Florida’s Republican governor, Ron DeSantis, a champion for parents’ rights activists who is now running for president, has signed legislation restricting how schools can address race, gender, and sexuality, and expanding school choice.
Cohen said she’s most concerned that the programs lack accountability, meaning states will fund students’ private school tuition without having any real way of knowing whether those students perform better in their new school.

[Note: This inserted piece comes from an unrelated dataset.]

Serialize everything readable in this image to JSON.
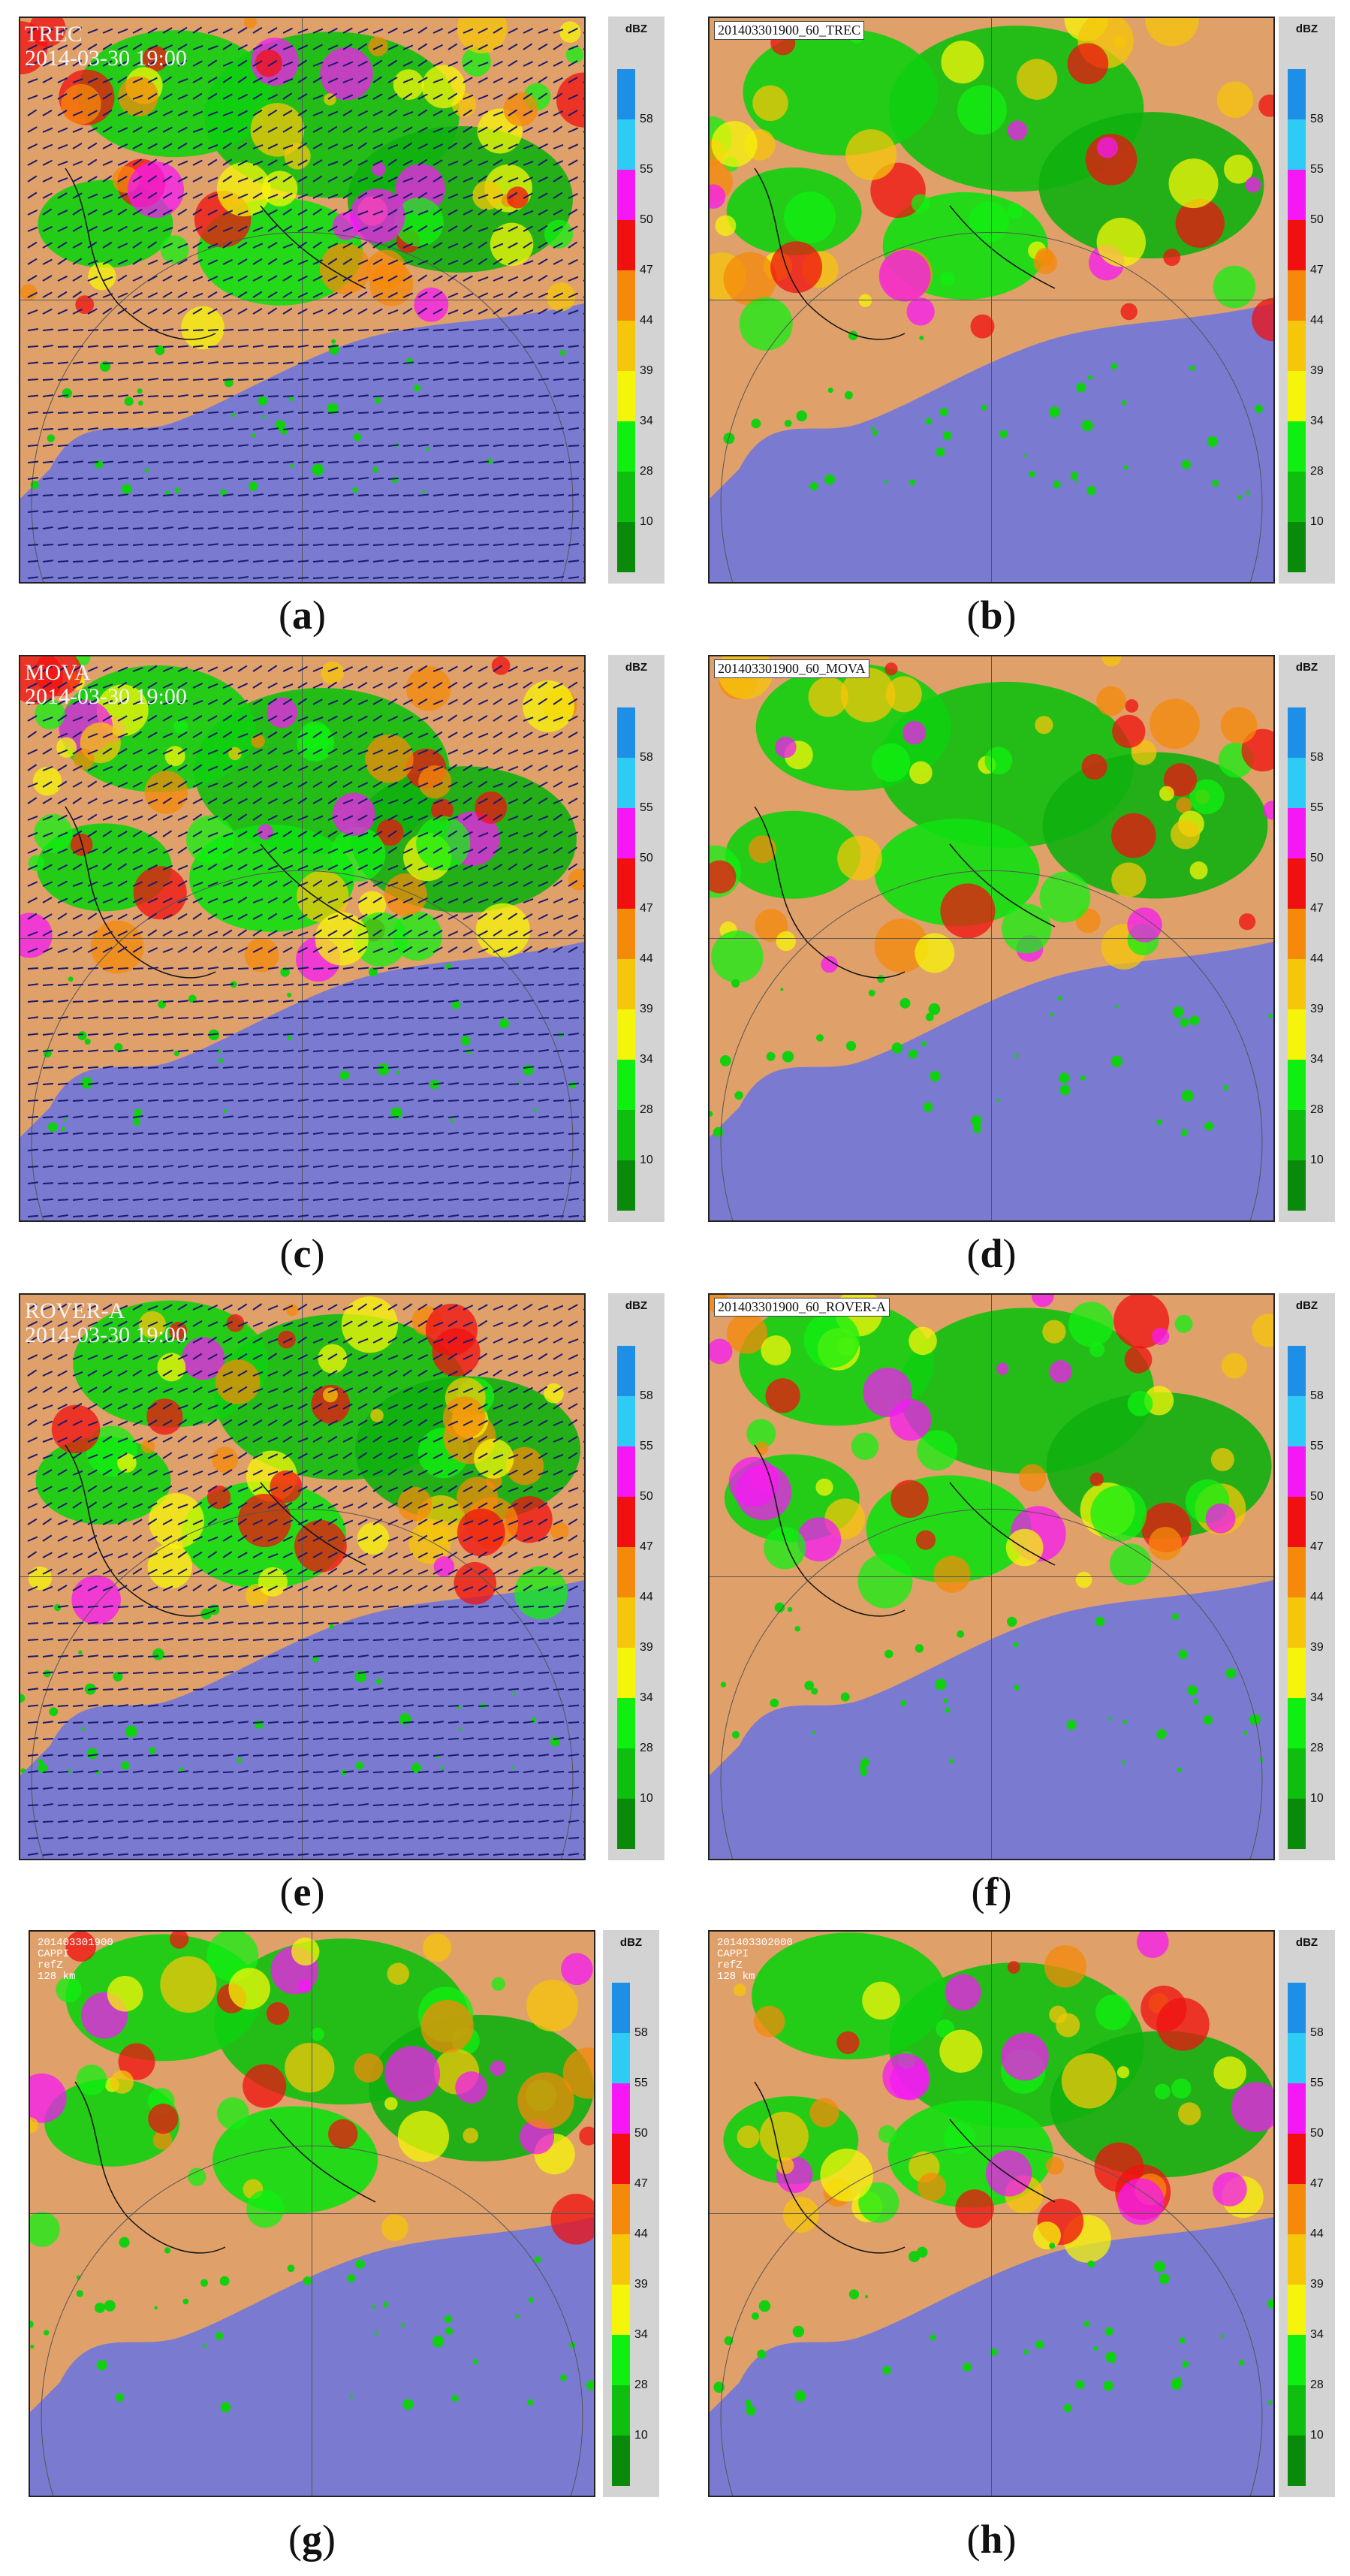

“My concern is more that we’re going to have spent a lot of public money without a lot of transparency, and we won’t really know what we’ve got for it, and we won’t know if kids are better off,” Cohen said. “I think we have a moral obligation to know what’s happening with taxpayer money. If we’re going to demand transparency with COVID stimulus dollars, then I think it’s fair to demand transparency and accountability with ESA dollars.”
Both Cohen and DiMarco dismiss concerns that the policies will lead to a mass exodus of public school students. In Arizona, enrollment in the state’s ESA program—which is the nation’s oldest and saw a major eligibility expansion last year—totals about 5 percent of the state’s public school enrollment, according to state figures.
“Most people end up sending their kids to schools either in the same district they went to or even where they went to school, and they love those schools,” Cohen said. “They love those schools irrationally. Even when you tell them those schools are terrible, they still want their kids to go there. So I don’t think there is going to be this big exodus.”